Cairn

Inspiration

AI coding assistants made writing code dramatically faster, but code review never got faster to match. Claude Code commits on GitHub went from near-zero to 120,000+ per day in under a year. The humans reviewing that code are now the bottleneck.

Today's AI reviewers (CodeRabbit, Greptile, Qodo) are additive: they give you more to read. They add comments on top of the diff. They don't tell you where to look, and their severity scores are model opinions you're asked to trust blindly.

We wanted a tool that was subtractive — one that removes the safe 80% from your reading load rather than piling on. Cairn is that tool.

What We Built

Cairn is a deterministic attention router for AI-generated diffs. When a PR opens, Cairn:

Scores every hunk using auditable, deterministic Python signals — sensitive path, hunk size, coverage on changed lines, blast radius (caller count). Same diff → same score, every run, every reviewer.
Searches semantic memory of past reviewer outcomes (right / wrong / critical) and adjusts severity asymmetrically: a past critical in the same region boosts the score hard and stickily; a past "wrong" flag lowers it weakly and decayably.
Narrates the top-N risky hunks via a single LLM call (routed through Backboard to Cerebras): Did / Why / Risk / Check — soft hints, not ground truth.
Posts a ranked summary directly in the PR comment: 🔴 review these, 🟡 maybe glance, 🟢 199 hunks checked — safe to skim. Inline annotations land only on 🔴/🟡, so GitHub's comment-nav hops red-to-red.

The core design principle: the model narrates, deterministic code ranks. The score line is never a model opinion.

We also shipped a React dashboard that renders the same Postgres rows — ranked PR view, per-hunk deep-dive, memory browser, and a live re-rank toggle (memory ON vs OFF) that shows the self-improvement curve in real time.

How We Built It

FastAPI backend runs the deterministic scorer in-process, handles GitHub App webhooks, orchestrates narration, and exposes read + re-rank endpoints for the webapp.
Backboard hosts two split assistants: cairn-narrator (Cerebras-routed LLM, Did/Why/Risk/Check) and cairn-memory (semantic memory only — stores outcome strings, searches on next PR).
PostgreSQL is the single source of truth for repos, PRs, hunks, outcomes, and rules.
GitHub App + webhook (not Actions) — an always-on server catches events, posts as Cairn, and handles reply-to-annotation threading for per-hunk Q&A inside GitHub itself.
React + Vite frontend reads the same Postgres rows the webhook pipeline writes — consistency by construction.

Challenges

The hardest design call was keeping severity deterministic.
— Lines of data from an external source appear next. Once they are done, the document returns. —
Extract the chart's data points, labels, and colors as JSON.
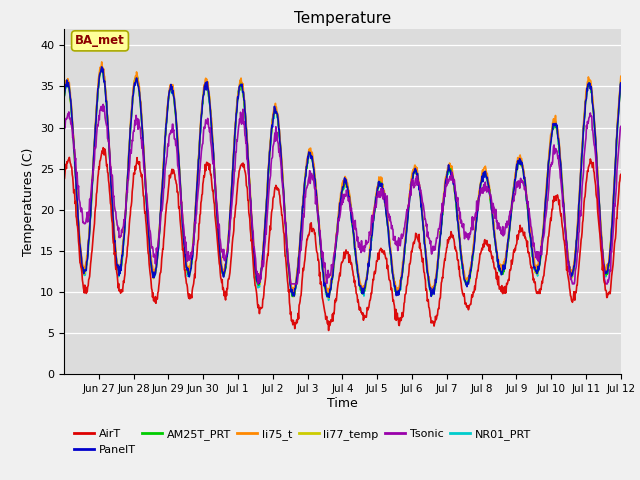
{
  "title": "Temperature",
  "ylabel": "Temperatures (C)",
  "xlabel": "Time",
  "annotation": "BA_met",
  "ylim": [
    0,
    42
  ],
  "xlim": [
    0,
    16
  ],
  "yticks": [
    0,
    5,
    10,
    15,
    20,
    25,
    30,
    35,
    40
  ],
  "background_color": "#dcdcdc",
  "fig_facecolor": "#f0f0f0",
  "series_colors": {
    "AirT": "#dd0000",
    "PanelT": "#0000cc",
    "AM25T_PRT": "#00cc00",
    "li75_t": "#ff8800",
    "li77_temp": "#cccc00",
    "Tsonic": "#9900aa",
    "NR01_PRT": "#00cccc"
  },
  "lw": 1.2,
  "x_tick_positions": [
    1,
    2,
    3,
    4,
    5,
    6,
    7,
    8,
    9,
    10,
    11,
    12,
    13,
    14,
    15,
    16
  ],
  "x_tick_labels": [
    "Jun 27",
    "Jun 28",
    "Jun 29",
    "Jun 30",
    "Jul 1",
    "Jul 2",
    "Jul 3",
    "Jul 4",
    "Jul 5",
    "Jul 6",
    "Jul 7",
    "Jul 8",
    "Jul 9",
    "Jul 10",
    "Jul 11",
    "Jul 12"
  ],
  "legend_row1": [
    "AirT",
    "PanelT",
    "AM25T_PRT",
    "li75_t",
    "li77_temp",
    "Tsonic"
  ],
  "legend_row2": [
    "NR01_PRT"
  ]
}
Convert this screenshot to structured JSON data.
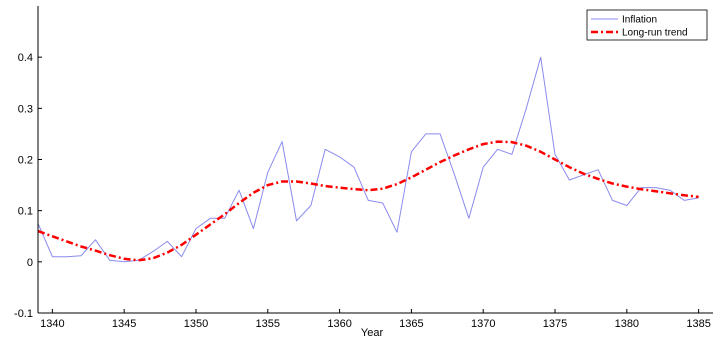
{
  "chart_data": {
    "type": "line",
    "title": "",
    "xlabel": "Year",
    "ylabel": "",
    "xlim": [
      1339,
      1386
    ],
    "ylim": [
      -0.1,
      0.5
    ],
    "xticks": [
      1340,
      1345,
      1350,
      1355,
      1360,
      1365,
      1370,
      1375,
      1380,
      1385
    ],
    "yticks": [
      -0.1,
      0,
      0.1,
      0.2,
      0.3,
      0.4
    ],
    "ytick_labels": [
      "-0.1",
      "0",
      "0.1",
      "0.2",
      "0.3",
      "0.4"
    ],
    "grid": false,
    "legend_position": "top-right",
    "series": [
      {
        "name": "Inflation",
        "color": "#8a8aee",
        "style": "solid",
        "x": [
          1339,
          1340,
          1341,
          1342,
          1343,
          1344,
          1345,
          1346,
          1347,
          1348,
          1349,
          1350,
          1351,
          1352,
          1353,
          1354,
          1355,
          1356,
          1357,
          1358,
          1359,
          1360,
          1361,
          1362,
          1363,
          1364,
          1365,
          1366,
          1367,
          1368,
          1369,
          1370,
          1371,
          1372,
          1373,
          1374,
          1375,
          1376,
          1377,
          1378,
          1379,
          1380,
          1381,
          1382,
          1383,
          1384,
          1385
        ],
        "values": [
          0.075,
          0.01,
          0.01,
          0.012,
          0.043,
          0.003,
          0.0,
          0.003,
          0.02,
          0.04,
          0.01,
          0.065,
          0.085,
          0.085,
          0.14,
          0.065,
          0.175,
          0.235,
          0.08,
          0.11,
          0.22,
          0.205,
          0.185,
          0.12,
          0.115,
          0.058,
          0.215,
          0.25,
          0.25,
          0.17,
          0.085,
          0.185,
          0.22,
          0.21,
          0.3,
          0.4,
          0.21,
          0.16,
          0.17,
          0.18,
          0.12,
          0.11,
          0.145,
          0.145,
          0.14,
          0.12,
          0.125
        ]
      },
      {
        "name": "Long-run trend",
        "color": "#ff0000",
        "style": "dashdot",
        "x": [
          1339,
          1340,
          1341,
          1342,
          1343,
          1344,
          1345,
          1346,
          1347,
          1348,
          1349,
          1350,
          1351,
          1352,
          1353,
          1354,
          1355,
          1356,
          1357,
          1358,
          1359,
          1360,
          1361,
          1362,
          1363,
          1364,
          1365,
          1366,
          1367,
          1368,
          1369,
          1370,
          1371,
          1372,
          1373,
          1374,
          1375,
          1376,
          1377,
          1378,
          1379,
          1380,
          1381,
          1382,
          1383,
          1384,
          1385
        ],
        "values": [
          0.06,
          0.05,
          0.04,
          0.03,
          0.022,
          0.013,
          0.006,
          0.003,
          0.007,
          0.018,
          0.033,
          0.053,
          0.073,
          0.093,
          0.115,
          0.135,
          0.15,
          0.157,
          0.157,
          0.153,
          0.148,
          0.145,
          0.142,
          0.14,
          0.143,
          0.152,
          0.165,
          0.18,
          0.195,
          0.208,
          0.22,
          0.23,
          0.235,
          0.234,
          0.227,
          0.215,
          0.2,
          0.185,
          0.172,
          0.162,
          0.153,
          0.147,
          0.142,
          0.138,
          0.134,
          0.13,
          0.127
        ]
      }
    ]
  }
}
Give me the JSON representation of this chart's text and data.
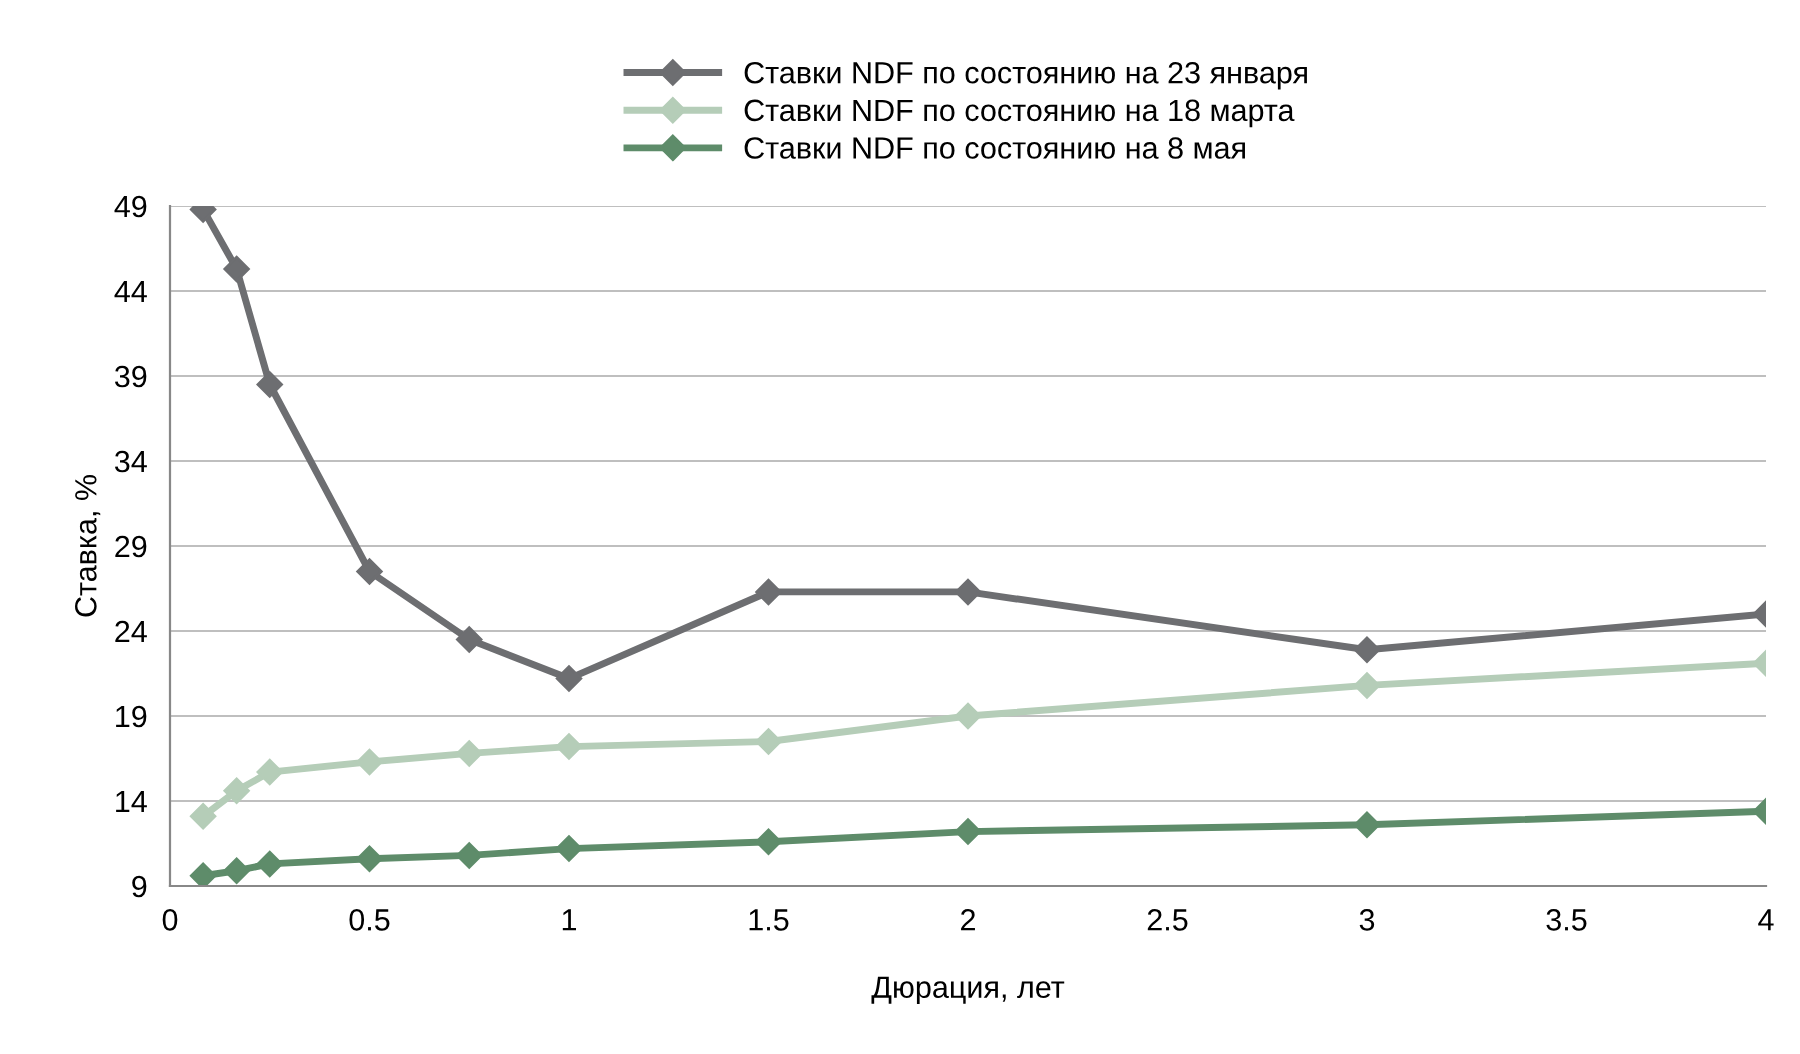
{
  "chart_data": {
    "type": "line",
    "xlabel": "Дюрация, лет",
    "ylabel": "Ставка, %",
    "xlim": [
      0,
      4
    ],
    "xticks": [
      0,
      0.5,
      1,
      1.5,
      2,
      2.5,
      3,
      3.5,
      4
    ],
    "ylim": [
      9,
      49
    ],
    "yticks": [
      9,
      14,
      19,
      24,
      29,
      34,
      39,
      44,
      49
    ],
    "grid": "y",
    "legend": "top",
    "marker": "diamond",
    "line_style": "solid",
    "series": [
      {
        "name": "Ставки NDF по состоянию на 23 января",
        "color": "#6d6e71",
        "x": [
          0.083,
          0.167,
          0.25,
          0.5,
          0.75,
          1,
          1.5,
          2,
          3,
          4
        ],
        "values": [
          48.8,
          45.3,
          38.5,
          27.5,
          23.5,
          21.2,
          26.3,
          26.3,
          22.9,
          25.0
        ]
      },
      {
        "name": "Ставки NDF по состоянию на 18 марта",
        "color": "#b5cdb8",
        "x": [
          0.083,
          0.167,
          0.25,
          0.5,
          0.75,
          1,
          1.5,
          2,
          3,
          4
        ],
        "values": [
          13.1,
          14.6,
          15.7,
          16.3,
          16.8,
          17.2,
          17.5,
          19.0,
          20.8,
          22.1
        ]
      },
      {
        "name": "Ставки NDF по состоянию на 8 мая",
        "color": "#5e8c6a",
        "x": [
          0.083,
          0.167,
          0.25,
          0.5,
          0.75,
          1,
          1.5,
          2,
          3,
          4
        ],
        "values": [
          9.6,
          9.9,
          10.3,
          10.6,
          10.8,
          11.2,
          11.6,
          12.2,
          12.6,
          13.4
        ]
      }
    ]
  }
}
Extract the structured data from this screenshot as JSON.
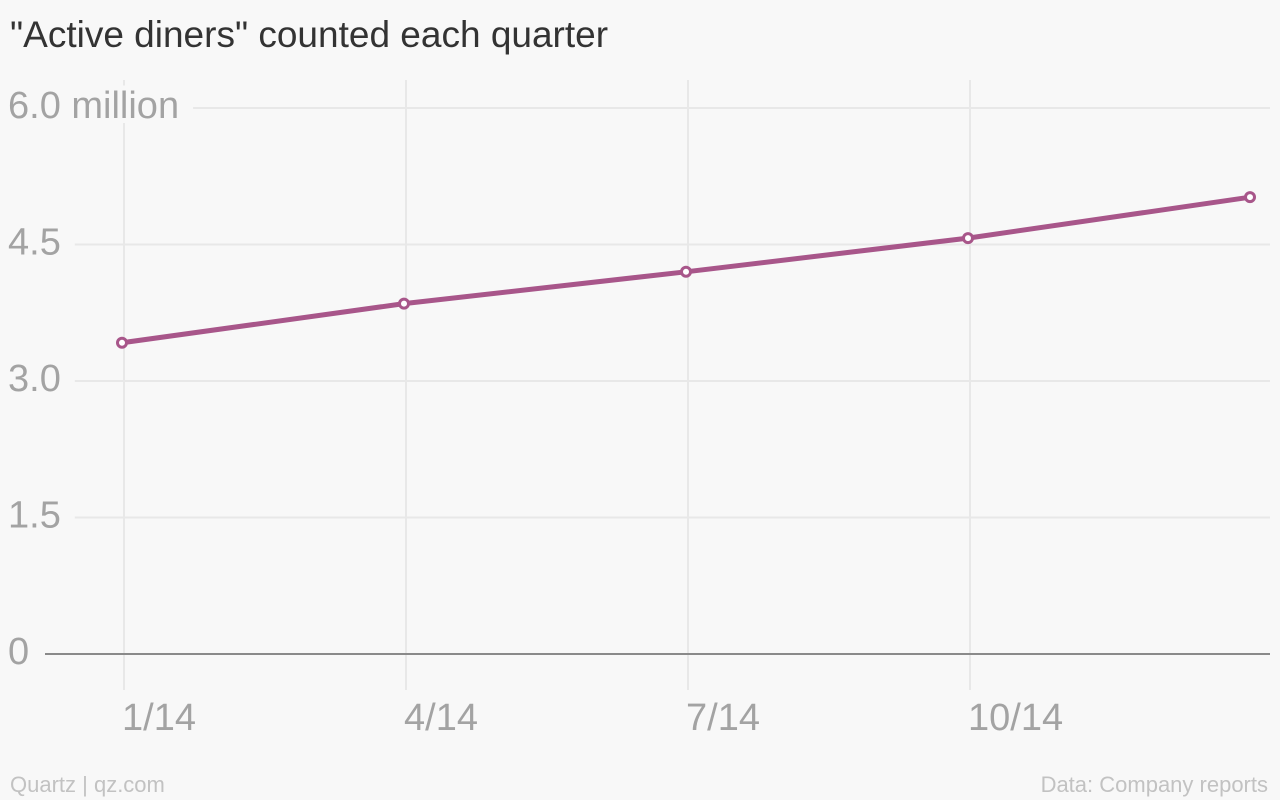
{
  "chart_data": {
    "type": "line",
    "title": "\"Active diners\" counted each quarter",
    "categories": [
      "1/14",
      "4/14",
      "7/14",
      "10/14",
      null
    ],
    "series": [
      {
        "name": "Active diners",
        "color": "#a8568a",
        "values": [
          3.42,
          3.85,
          4.2,
          4.57,
          5.02
        ]
      }
    ],
    "ylim": [
      0,
      6
    ],
    "yticks": [
      0,
      1.5,
      {
        "value": 3,
        "label": "3.0"
      },
      {
        "value": 4.5,
        "label": "4.5"
      },
      {
        "value": 6,
        "label": "6.0 million"
      }
    ],
    "grid": true,
    "source": "Data: Company reports",
    "credit": "Quartz | qz.com"
  }
}
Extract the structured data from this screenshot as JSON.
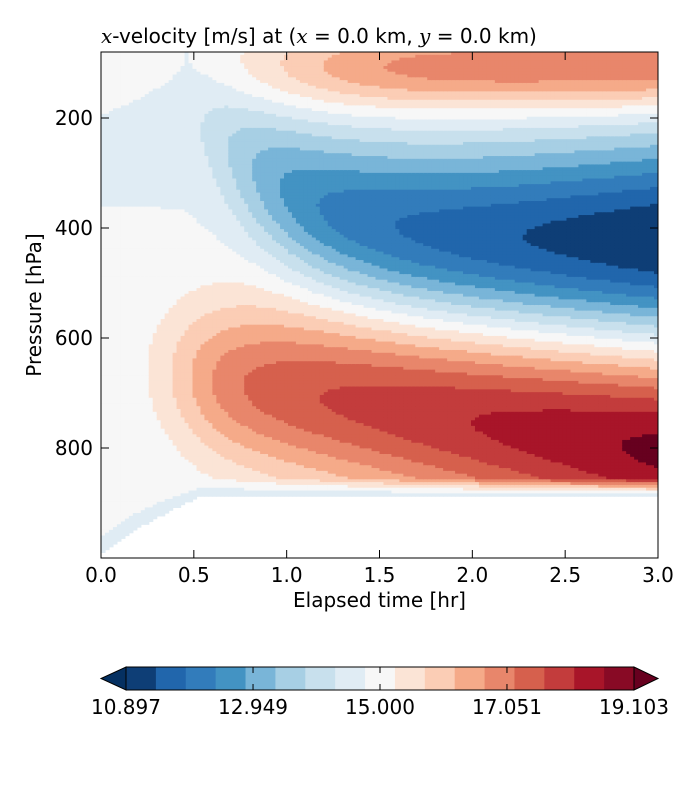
{
  "chart_data": {
    "type": "contourf",
    "title": {
      "parts": [
        {
          "text": "x",
          "style": "math"
        },
        {
          "text": "-velocity [m/s] at (",
          "style": "normal"
        },
        {
          "text": "x",
          "style": "math"
        },
        {
          "text": " = 0.0 km, ",
          "style": "normal"
        },
        {
          "text": "y",
          "style": "math"
        },
        {
          "text": " = 0.0 km)",
          "style": "normal"
        }
      ]
    },
    "xlabel": "Elapsed time [hr]",
    "ylabel": "Pressure [hPa]",
    "xlim": [
      0.0,
      3.0
    ],
    "ylim": [
      1000,
      80
    ],
    "y_inverted": true,
    "xticks": [
      0.0,
      0.5,
      1.0,
      1.5,
      2.0,
      2.5,
      3.0
    ],
    "xtick_labels": [
      "0.0",
      "0.5",
      "1.0",
      "1.5",
      "2.0",
      "2.5",
      "3.0"
    ],
    "yticks": [
      200,
      400,
      600,
      800
    ],
    "ytick_labels": [
      "200",
      "400",
      "600",
      "800"
    ],
    "grid": false,
    "colormap": "RdBu_r",
    "levels": [
      10.897,
      11.41,
      11.923,
      12.436,
      12.949,
      13.462,
      13.975,
      14.487,
      15.0,
      15.513,
      16.026,
      16.538,
      17.051,
      17.564,
      18.077,
      18.59,
      19.103
    ],
    "colorbar": {
      "orientation": "horizontal",
      "extend": "both",
      "ticks": [
        10.897,
        12.949,
        15.0,
        17.051,
        19.103
      ],
      "tick_labels": [
        "10.897",
        "12.949",
        "15.000",
        "17.051",
        "19.103"
      ],
      "colors": [
        "#053061",
        "#0e3e76",
        "#2166ac",
        "#327cbb",
        "#4393c3",
        "#79b5d8",
        "#a7cfe4",
        "#c8e0ed",
        "#e0ecf4",
        "#f7f7f7",
        "#fbe4d6",
        "#fbcdb5",
        "#f5aa89",
        "#e8866b",
        "#d6604d",
        "#c33c3c",
        "#a81529",
        "#880a25",
        "#67001f"
      ]
    }
  }
}
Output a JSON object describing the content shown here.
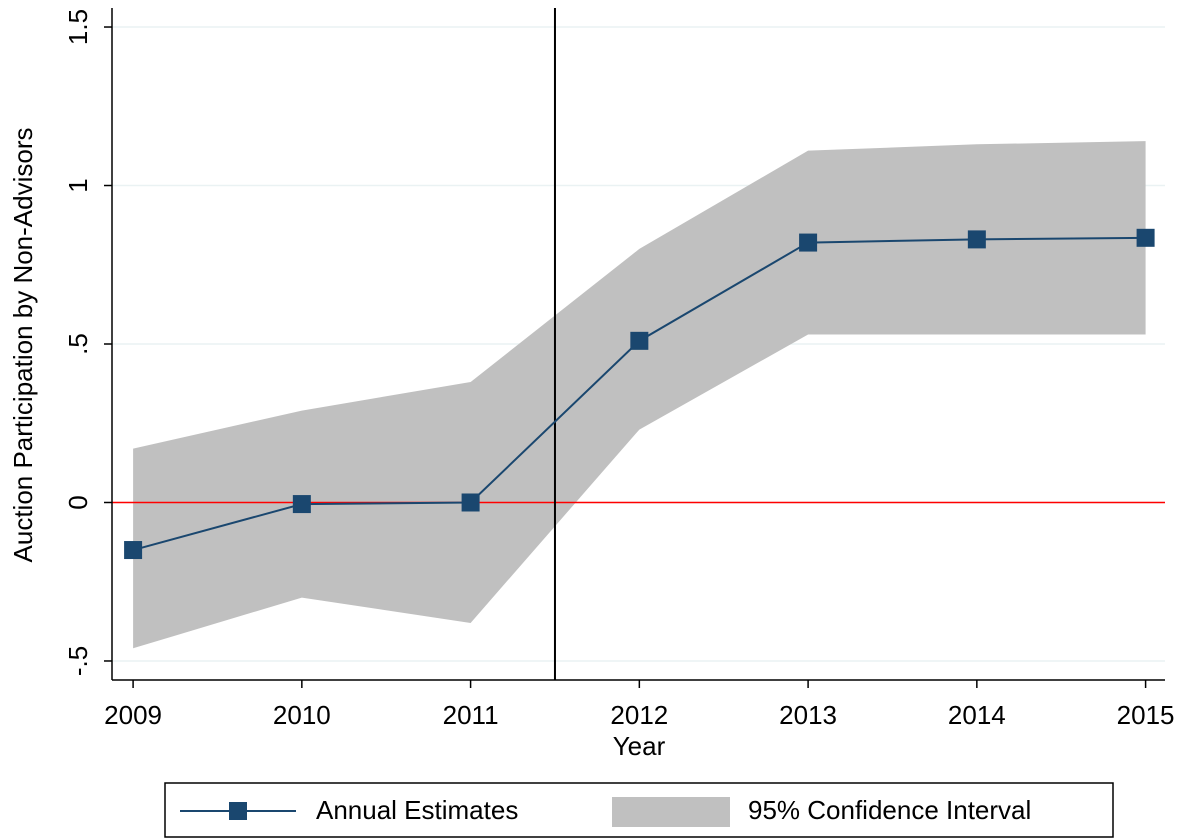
{
  "chart_data": {
    "type": "line",
    "x_label": "Year",
    "y_label": "Auction Participation by Non-Advisors",
    "x": [
      2009,
      2010,
      2011,
      2012,
      2013,
      2014,
      2015
    ],
    "xlim": [
      2008.875,
      2015.115
    ],
    "xticks": [
      2009,
      2010,
      2011,
      2012,
      2013,
      2014,
      2015
    ],
    "ylim": [
      -0.56,
      1.56
    ],
    "yticks": [
      {
        "value": -0.5,
        "label": "-.5"
      },
      0,
      {
        "value": 0.5,
        "label": ".5"
      },
      1,
      {
        "value": 1.5,
        "label": "1.5"
      }
    ],
    "grid": true,
    "series": [
      {
        "name": "Annual Estimates",
        "color": "#1a476f",
        "values": [
          -0.15,
          -0.005,
          0,
          0.51,
          0.82,
          0.83,
          0.835
        ]
      }
    ],
    "band": {
      "name": "95% Confidence Interval",
      "color": "#c0c0c0",
      "lower": [
        -0.46,
        -0.3,
        -0.38,
        0.23,
        0.53,
        0.53,
        0.53
      ],
      "upper": [
        0.17,
        0.29,
        0.38,
        0.8,
        1.11,
        1.13,
        1.14
      ]
    },
    "vline": {
      "value": 2011.5,
      "color": "#000000"
    },
    "hline": {
      "value": 0,
      "color": "#ff0000"
    }
  }
}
Every instinct says "just ask the LLM to rate it" — it's one line of code. But LLM self-rated severity is uncalibrated, drifts with prompt and temperature, can't be systematically improved, and collapses Cairn into the same "trust our model" bucket our competitors already occupy. We held the line: auditable signals only in the score, LLM only in the narration.

The memory loop required careful asymmetry. A false positive ("wrong" flag) should decay quickly so the scorer doesn't go blind. A missed critical should boost hard and stick. Getting that calibration to actually move recall@20% — our north-star metric — took iteration.

Per-hunk Q&A entirely inside GitHub via reply-to-annotation threading was a surprise architectural win. No context switch, no webapp login, no re-rendering the diff — the reviewer replies to a Cairn comment and gets an answer in-thread.